Darcy lança un nouveau regard froid vers sa sœur ; l’heure n’était pas à la plaisanterie et la fleuriste se trouvait à deux doigts de la crise de nerfs.
—Désolée, Lili, ne prêtez pas attention à ma sœur. Continuez.
Elle but une autre gorgée, essuya la moustache qui commençait à sécher sur sa peau et ajouta, tout en tentant de retenir des larmes intrépides qui coulaient le long de ses joues…
—Il travaille pour Coffee and Co°. Paniquée, elle balaya la pièce d’un regard perdu, comme pour s’assurer que personne n’était prêt à les agresser. Elle se pencha vers Darcy et confia : ⸻Je… je l’ai lu quelque part…
Confuse, Darcy resta muette, mais Lenie savait visiblement de qui ou de quoi leur invitée surprise parlait :
—La grosse chaine de coffee shop ?!
Liliane Belford acquiesça en silence. Lenie se laissa tomber sur le siège à côté d’elle, et murmura d’une voix triste et dépitée :
—S’ils s’implantent ici… on est tous fichus.

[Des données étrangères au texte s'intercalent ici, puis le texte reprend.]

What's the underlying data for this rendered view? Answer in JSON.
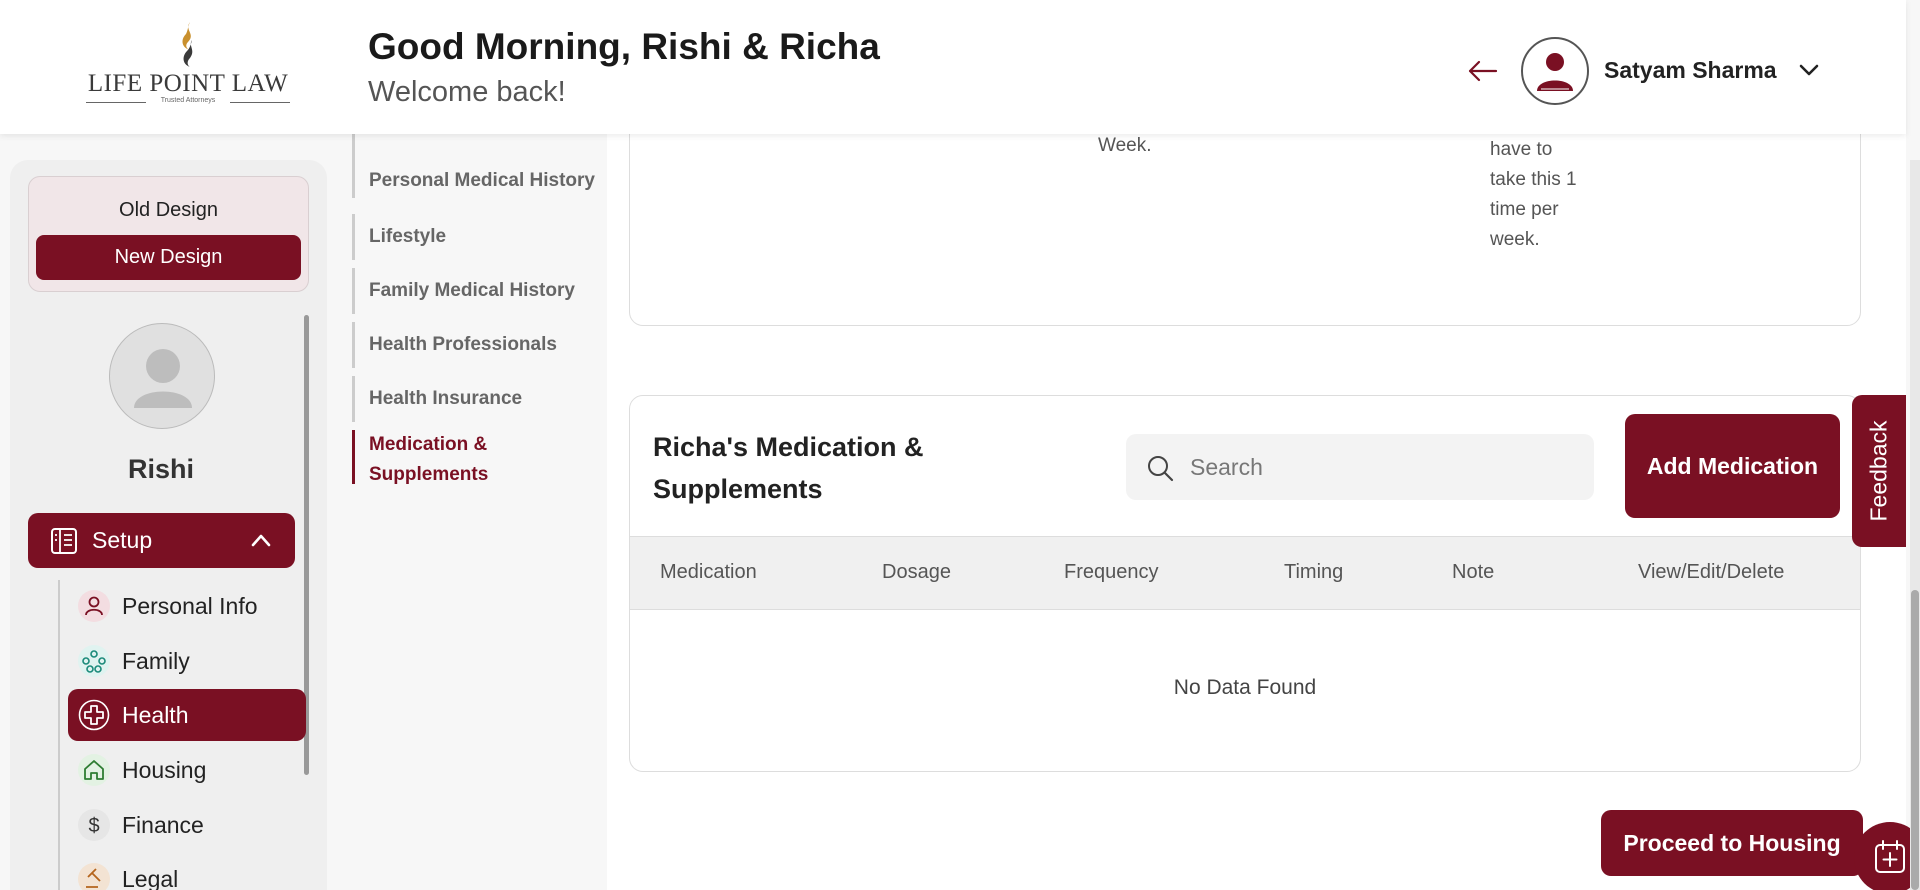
{
  "header": {
    "logo_name": "LIFE POINT LAW",
    "logo_tagline": "Trusted Attorneys",
    "greeting": "Good Morning, Rishi & Richa",
    "welcome": "Welcome back!",
    "user_name": "Satyam Sharma"
  },
  "sidebar": {
    "old_design": "Old Design",
    "new_design": "New Design",
    "profile_name": "Rishi",
    "setup_label": "Setup",
    "items": [
      {
        "label": "Personal Info",
        "icon": "person-icon"
      },
      {
        "label": "Family",
        "icon": "family-icon"
      },
      {
        "label": "Health",
        "icon": "health-plus-icon",
        "active": true
      },
      {
        "label": "Housing",
        "icon": "house-icon"
      },
      {
        "label": "Finance",
        "icon": "dollar-icon"
      },
      {
        "label": "Legal",
        "icon": "legal-icon"
      }
    ]
  },
  "subnav": {
    "items": [
      {
        "label": "Personal Medical History"
      },
      {
        "label": "Lifestyle"
      },
      {
        "label": "Family Medical History"
      },
      {
        "label": "Health Professionals"
      },
      {
        "label": "Health Insurance"
      },
      {
        "label": "Medication & Supplements",
        "active": true
      }
    ]
  },
  "top_card": {
    "frequency_text": "Week.",
    "note_text": "have to take this 1 time per week."
  },
  "med_card": {
    "title": "Richa's Medication & Supplements",
    "search_placeholder": "Search",
    "add_button": "Add Medication",
    "columns": [
      "Medication",
      "Dosage",
      "Frequency",
      "Timing",
      "Note",
      "View/Edit/Delete"
    ],
    "empty_text": "No Data Found"
  },
  "proceed_button": "Proceed to Housing",
  "feedback_label": "Feedback",
  "colors": {
    "brand": "#7a1023",
    "background": "#f7f7f7"
  }
}
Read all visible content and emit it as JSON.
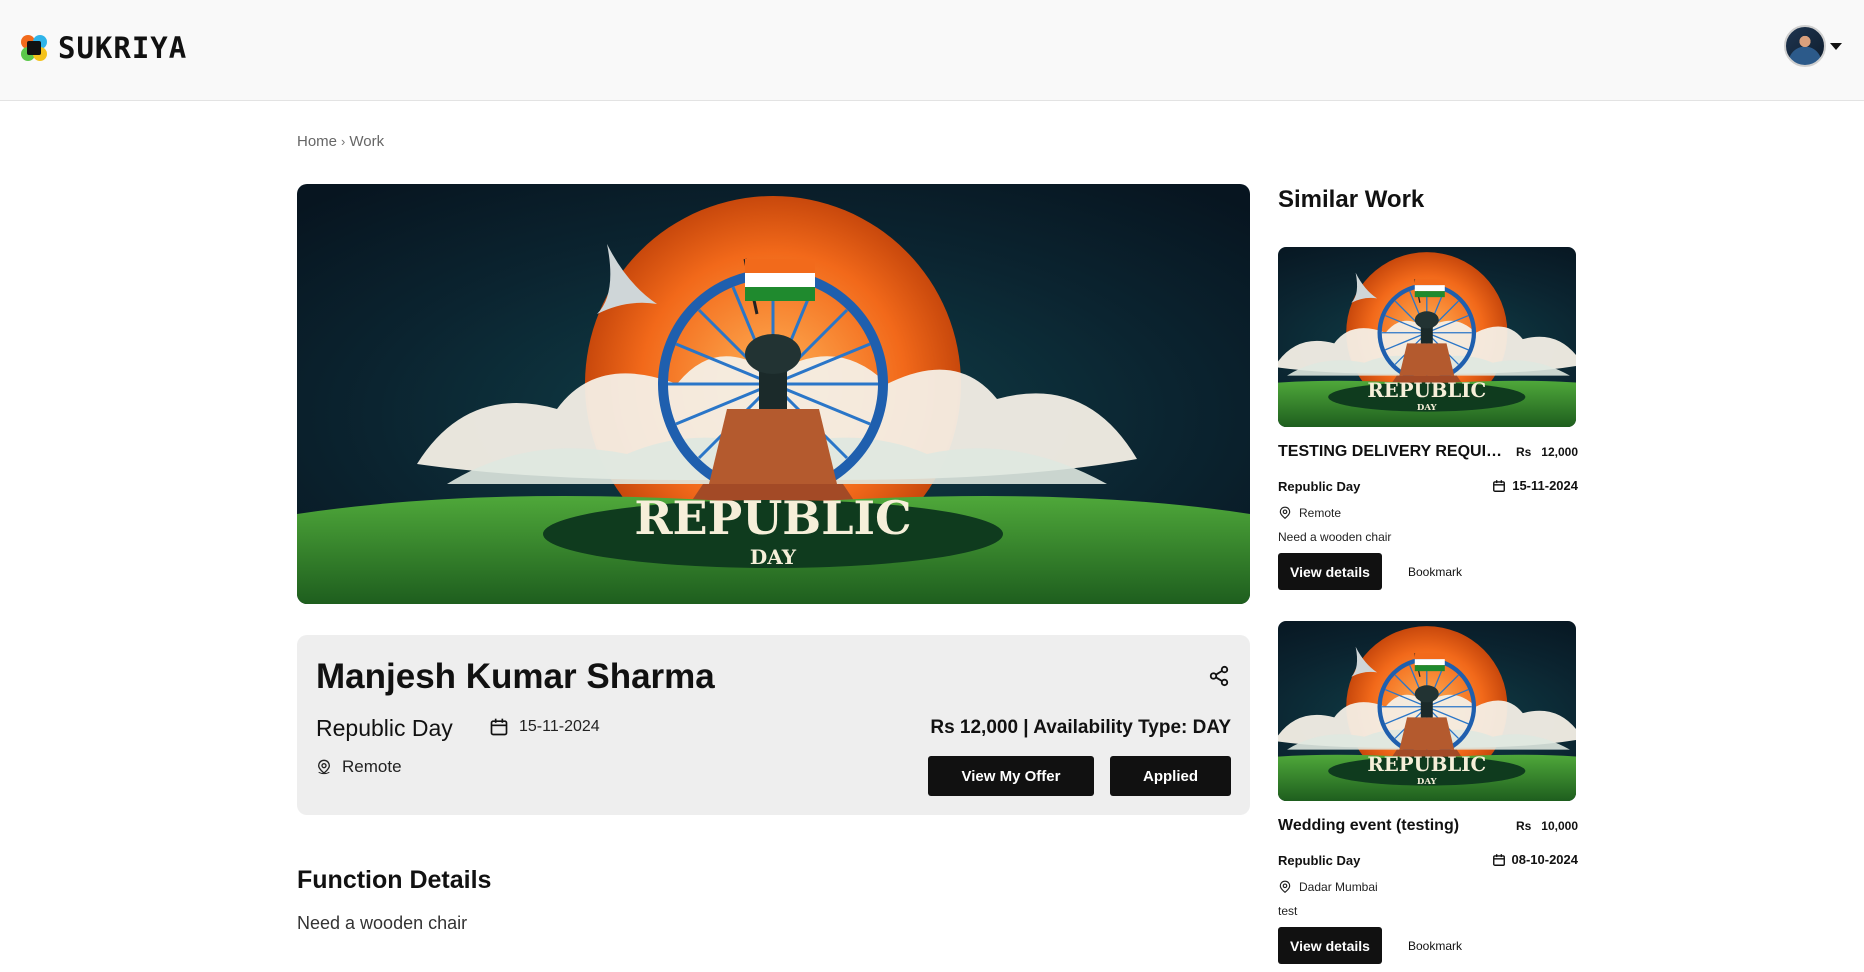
{
  "brand": {
    "name": "SUKRIYA"
  },
  "breadcrumb": {
    "home": "Home",
    "separator": "›",
    "current": "Work"
  },
  "hero": {
    "banner_line1": "REPUBLIC",
    "banner_line2": "DAY"
  },
  "detail": {
    "name": "Manjesh Kumar Sharma",
    "category": "Republic Day",
    "date": "15-11-2024",
    "location": "Remote",
    "price_line": "Rs 12,000 | Availability Type: DAY",
    "view_offer_label": "View My Offer",
    "applied_label": "Applied"
  },
  "function_details": {
    "title": "Function Details",
    "text": "Need a wooden chair"
  },
  "similar": {
    "title": "Similar Work",
    "items": [
      {
        "title": "TESTING DELIVERY REQUIREMENT",
        "currency": "Rs",
        "amount": "12,000",
        "category": "Republic Day",
        "date": "15-11-2024",
        "location": "Remote",
        "description": "Need a wooden chair",
        "view_label": "View details",
        "bookmark_label": "Bookmark"
      },
      {
        "title": "Wedding event (testing)",
        "currency": "Rs",
        "amount": "10,000",
        "category": "Republic Day",
        "date": "08-10-2024",
        "location": "Dadar Mumbai",
        "description": "test",
        "view_label": "View details",
        "bookmark_label": "Bookmark"
      }
    ]
  },
  "colors": {
    "accent": "#111111",
    "card_bg": "#eeeeee",
    "saffron": "#f26a1b",
    "green": "#2e8b2e",
    "navy": "#0a1a2a"
  }
}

Darcy lança un regard désapprobateur et inquiet vers sa sœur.
—Comment ça, on est tous fichus ? Il est vraiment utile de dramatiser ?
Les deux femmes répondirent en chœur :
-
OUI !!
Miss Belford se pencha vers la libraire et chuchota :
—Si eux viennent là, d’autres suivront, et le petit centre commercial deviendra un gros complexe ; une zone commerciale même, pourquoi pas ! Et nous, on ne peut pas lutter contre ces gros lobbies… c’est une catastrophe !
La jeune libraire se redressa d’un bond, se reculant d’un pas, repoussée par les vagues de peur et de colère qui émanaient des deux femmes face à elle.
—On ne va pas se mettre à paniquer comme ça, on ne sait pas ce qui se trame…
Darcy essayait tant bien que mal de rassurer ses deux comparses, mais elle pouvait sentir la tension monter.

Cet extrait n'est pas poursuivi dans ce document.